A similar refusal animates the figures and non-figures in the book. General enough to refer to every visual element, however realistic or abstract, the figure is nonetheless complemented by the non-figural: black pages stamped with blocks of texts which we might read as captions or descriptions like those that often accompany paintings and sculptures in museums. Like the figure/non-figural dynamic, these texts are sometimes representational, sometimes self-reflexive. The three “sessions” that constitute Carmelina are organized in such a way that the border between biography (Wilson’s story of his siblings and mother) and autobiography (Wilson’s childhood and adulthood) is blurred. The term for this indeterminacy might well be lineage insofar as that index of genetic interrelationships qualifies any concept of “selfhood” (never mind an ideologically loaded concept like individuality). Given these limits on the strict partition between self and other that biography depends upon, it is not unreasonable to wonder if whatever Wilson inherited from his mother is as much the “author” of this putative story of Carmelina, as whatever the mixture of genes in Wilson’s body makes Wilson “Wilson.” This is not a question of Wilson’s “life story” cannibalizing his mother’s “life story” or the reverse. Rather, this book interrogates the foundation of any supposed “life story,’ suggesting that it is, in every sense, life stories, as intertwined as a DNA helix.8 Neither doubles nor doppelgangers of one another, Wilson and Carmelina, son and mother, make us rethink the question of lineage in new and unpredictable ways. Like Virgil Kills: Stories, Carmelina: Figures flies in the face of some of the most entrenched assumptions about genetics, gender, sex, race, and family.

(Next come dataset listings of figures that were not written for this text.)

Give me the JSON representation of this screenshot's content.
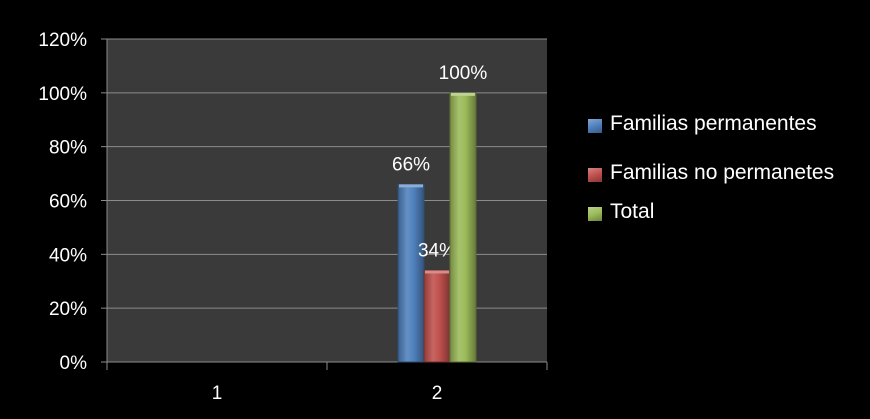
{
  "chart_data": {
    "type": "bar",
    "categories": [
      "1",
      "2"
    ],
    "series": [
      {
        "name": "Familias permanentes",
        "color": "#4f81bd",
        "values": [
          null,
          66
        ]
      },
      {
        "name": "Familias no permanetes",
        "color": "#c0504d",
        "values": [
          null,
          34
        ]
      },
      {
        "name": "Total",
        "color": "#9bbb59",
        "values": [
          null,
          100
        ]
      }
    ],
    "data_labels": [
      "66%",
      "34%",
      "100%"
    ],
    "y_ticks": [
      "0%",
      "20%",
      "40%",
      "60%",
      "80%",
      "100%",
      "120%"
    ],
    "ylim": [
      0,
      120
    ],
    "grid": true,
    "legend_position": "right",
    "plot_background": "#3a3a3a",
    "page_background": "#000000",
    "title": "",
    "xlabel": "",
    "ylabel": ""
  }
}
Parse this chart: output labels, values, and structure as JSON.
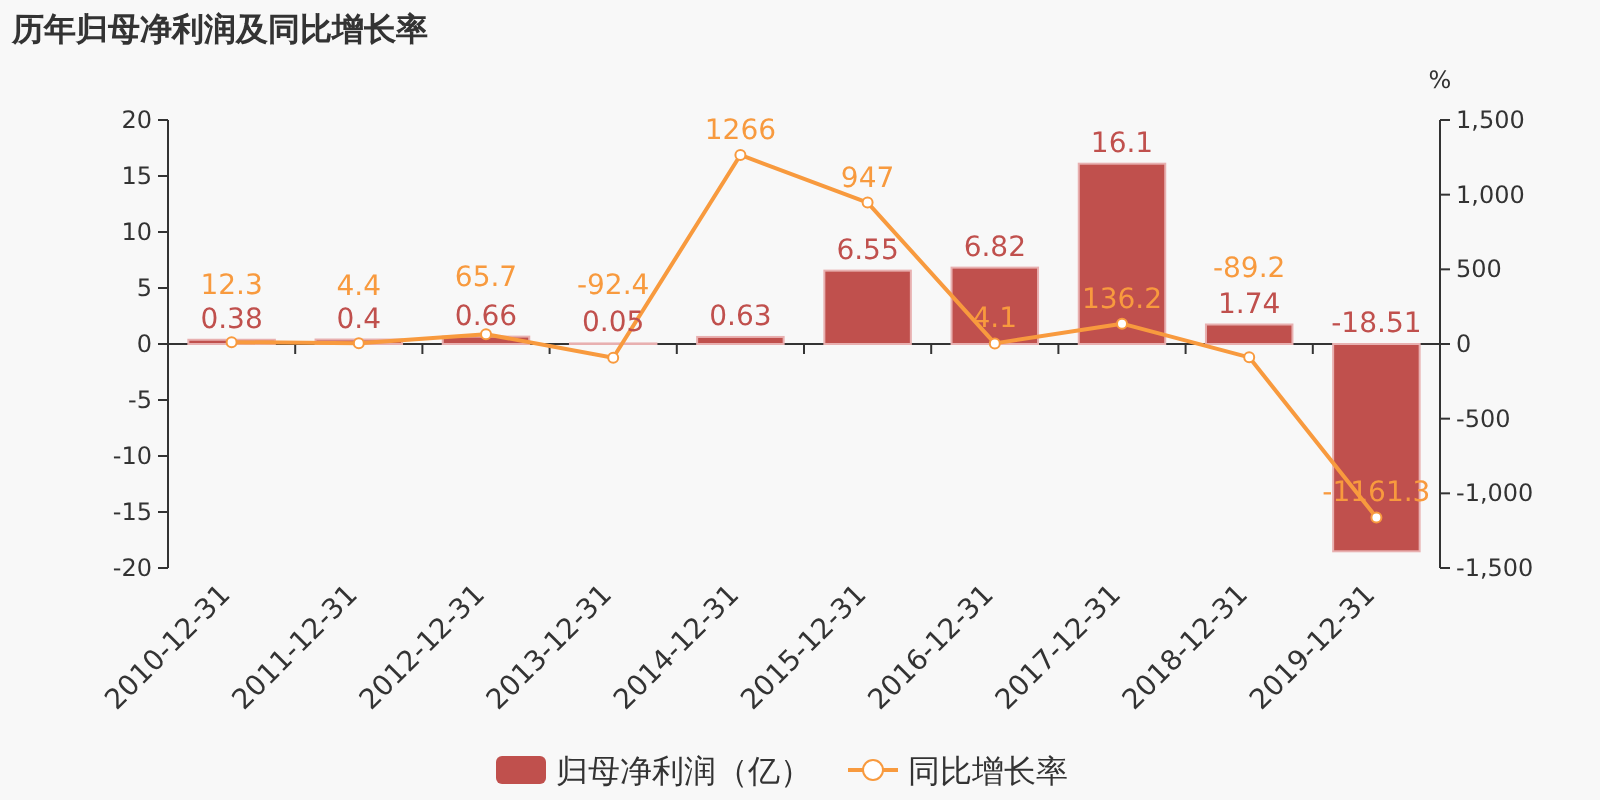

[1] That this cleavage resembles the structure of trauma is not coincidental. Within English and American literary history, this structure manifests as the double or doppelganger—Dr. Frankenstein and the creature, Dr. Jekyll and Mr. Hyde—and, later, with the advent of psychology, the repressed— e.g., Janie Crawford’s “inside self” in Their Eyes Were Watching God.

[2] As the controversy over Dana Schutz’s painting of Emmett Till, installed as part of the 2015 Whitney Biennial, revealed, black death belongs to the church of blackness as much as black life does—or should.

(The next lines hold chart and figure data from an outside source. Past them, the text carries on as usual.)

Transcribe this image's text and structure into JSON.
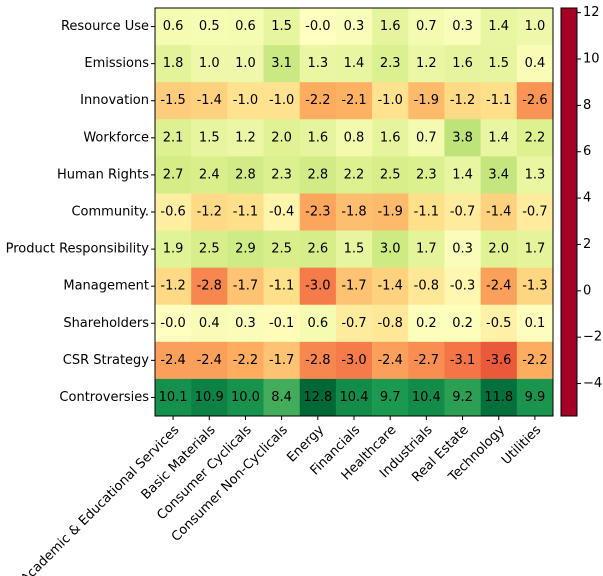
{
  "chart_data": {
    "type": "heatmap",
    "rows": [
      "Resource Use",
      "Emissions",
      "Innovation",
      "Workforce",
      "Human Rights",
      "Community.",
      "Product Responsibility",
      "Management",
      "Shareholders",
      "CSR Strategy",
      "Controversies"
    ],
    "categories": [
      "Academic & Educational Services",
      "Basic Materials",
      "Consumer Cyclicals",
      "Consumer Non-Cyclicals",
      "Energy",
      "Financials",
      "Healthcare",
      "Industrials",
      "Real Estate",
      "Technology",
      "Utilities"
    ],
    "values": [
      [
        0.6,
        0.5,
        0.6,
        1.5,
        -0.0,
        0.3,
        1.6,
        0.7,
        0.3,
        1.4,
        1.0
      ],
      [
        1.8,
        1.0,
        1.0,
        3.1,
        1.3,
        1.4,
        2.3,
        1.2,
        1.6,
        1.5,
        0.4
      ],
      [
        -1.5,
        -1.4,
        -1.0,
        -1.0,
        -2.2,
        -2.1,
        -1.0,
        -1.9,
        -1.2,
        -1.1,
        -2.6
      ],
      [
        2.1,
        1.5,
        1.2,
        2.0,
        1.6,
        0.8,
        1.6,
        0.7,
        3.8,
        1.4,
        2.2
      ],
      [
        2.7,
        2.4,
        2.8,
        2.3,
        2.8,
        2.2,
        2.5,
        2.3,
        1.4,
        3.4,
        1.3
      ],
      [
        -0.6,
        -1.2,
        -1.1,
        -0.4,
        -2.3,
        -1.8,
        -1.9,
        -1.1,
        -0.7,
        -1.4,
        -0.7
      ],
      [
        1.9,
        2.5,
        2.9,
        2.5,
        2.6,
        1.5,
        3.0,
        1.7,
        0.3,
        2.0,
        1.7
      ],
      [
        -1.2,
        -2.8,
        -1.7,
        -1.1,
        -3.0,
        -1.7,
        -1.4,
        -0.8,
        -0.3,
        -2.4,
        -1.3
      ],
      [
        -0.0,
        0.4,
        0.3,
        -0.1,
        0.6,
        -0.7,
        -0.8,
        0.2,
        0.2,
        -0.5,
        0.1
      ],
      [
        -2.4,
        -2.4,
        -2.2,
        -1.7,
        -2.8,
        -3.0,
        -2.4,
        -2.7,
        -3.1,
        -3.6,
        -2.2
      ],
      [
        10.1,
        10.9,
        10.0,
        8.4,
        12.8,
        10.4,
        9.7,
        10.4,
        9.2,
        11.8,
        9.9
      ]
    ],
    "value_labels": [
      [
        "0.6",
        "0.5",
        "0.6",
        "1.5",
        "-0.0",
        "0.3",
        "1.6",
        "0.7",
        "0.3",
        "1.4",
        "1.0"
      ],
      [
        "1.8",
        "1.0",
        "1.0",
        "3.1",
        "1.3",
        "1.4",
        "2.3",
        "1.2",
        "1.6",
        "1.5",
        "0.4"
      ],
      [
        "-1.5",
        "-1.4",
        "-1.0",
        "-1.0",
        "-2.2",
        "-2.1",
        "-1.0",
        "-1.9",
        "-1.2",
        "-1.1",
        "-2.6"
      ],
      [
        "2.1",
        "1.5",
        "1.2",
        "2.0",
        "1.6",
        "0.8",
        "1.6",
        "0.7",
        "3.8",
        "1.4",
        "2.2"
      ],
      [
        "2.7",
        "2.4",
        "2.8",
        "2.3",
        "2.8",
        "2.2",
        "2.5",
        "2.3",
        "1.4",
        "3.4",
        "1.3"
      ],
      [
        "-0.6",
        "-1.2",
        "-1.1",
        "-0.4",
        "-2.3",
        "-1.8",
        "-1.9",
        "-1.1",
        "-0.7",
        "-1.4",
        "-0.7"
      ],
      [
        "1.9",
        "2.5",
        "2.9",
        "2.5",
        "2.6",
        "1.5",
        "3.0",
        "1.7",
        "0.3",
        "2.0",
        "1.7"
      ],
      [
        "-1.2",
        "-2.8",
        "-1.7",
        "-1.1",
        "-3.0",
        "-1.7",
        "-1.4",
        "-0.8",
        "-0.3",
        "-2.4",
        "-1.3"
      ],
      [
        "-0.0",
        "0.4",
        "0.3",
        "-0.1",
        "0.6",
        "-0.7",
        "-0.8",
        "0.2",
        "0.2",
        "-0.5",
        "0.1"
      ],
      [
        "-2.4",
        "-2.4",
        "-2.2",
        "-1.7",
        "-2.8",
        "-3.0",
        "-2.4",
        "-2.7",
        "-3.1",
        "-3.6",
        "-2.2"
      ],
      [
        "10.1",
        "10.9",
        "10.0",
        "8.4",
        "12.8",
        "10.4",
        "9.7",
        "10.4",
        "9.2",
        "11.8",
        "9.9"
      ]
    ],
    "colormap": [
      "#a50026",
      "#d73027",
      "#f46d43",
      "#fdae61",
      "#fee08b",
      "#ffffbf",
      "#d9ef8b",
      "#a6d96a",
      "#66bd63",
      "#1a9850",
      "#006837"
    ],
    "color_center": 0,
    "clim": [
      -5.4,
      12.2
    ],
    "cticks": [
      {
        "value": -4,
        "label": "−4"
      },
      {
        "value": -2,
        "label": "−2"
      },
      0,
      2,
      4,
      6,
      8,
      10,
      12
    ]
  }
}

[3] The phrase, rendered in its more official lingo, “unremarkable,” was used by Kenneth Goldsmith during his infamous Brown University reading in front of a large portrait of Michael Brown, the young black man killed by police officer Darren Wilson in Ferguson Missouri. The phrase also appears in Rob Halpern’s Music for Porn.

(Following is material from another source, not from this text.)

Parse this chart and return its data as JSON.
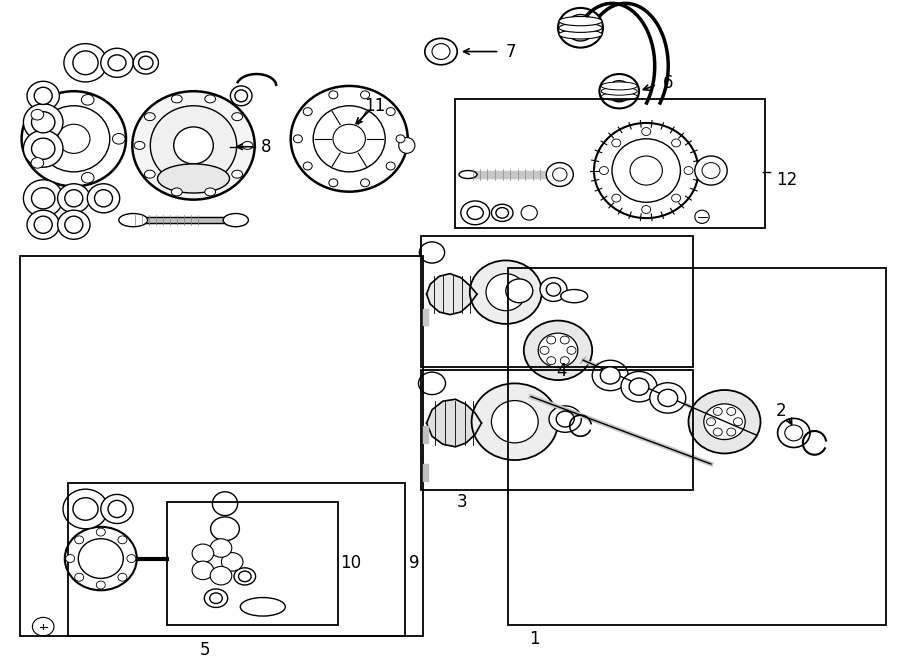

[4] Though the reference here is nominally sexual (top/bottom) the generation of technological protheses we call desktops and laptops trace the migration of cis positionalities into multiple gendered and cyborg identities.

[5] Freud identified this mode of pleasure, based on his observation of the fort/da game of his grandson, as a form of, an attempt at, mastery of trauma.

[6] The “voluntary” divide between Wilson and Virgil allows the former to seize control of the multiple selves that cohere as Virgil, though this coherence is merely aesthetic.

[7] This passage underlines another dialectical conundrum in the book: the mutually exclusive loyalties of sexual orientation and racial consciousness. Virgil does not, of course, see these as incompatible, but he must deal with their social and cultural positioning as incompatibilities.

[8] In Virgil Kills, there are several references to “mommaspine,” a neologism that suggests how critical Wilson’s mother has been to his development.

Tyrone Williams is the author of several books of poetry, most recently stilettos in a rifle range (2022).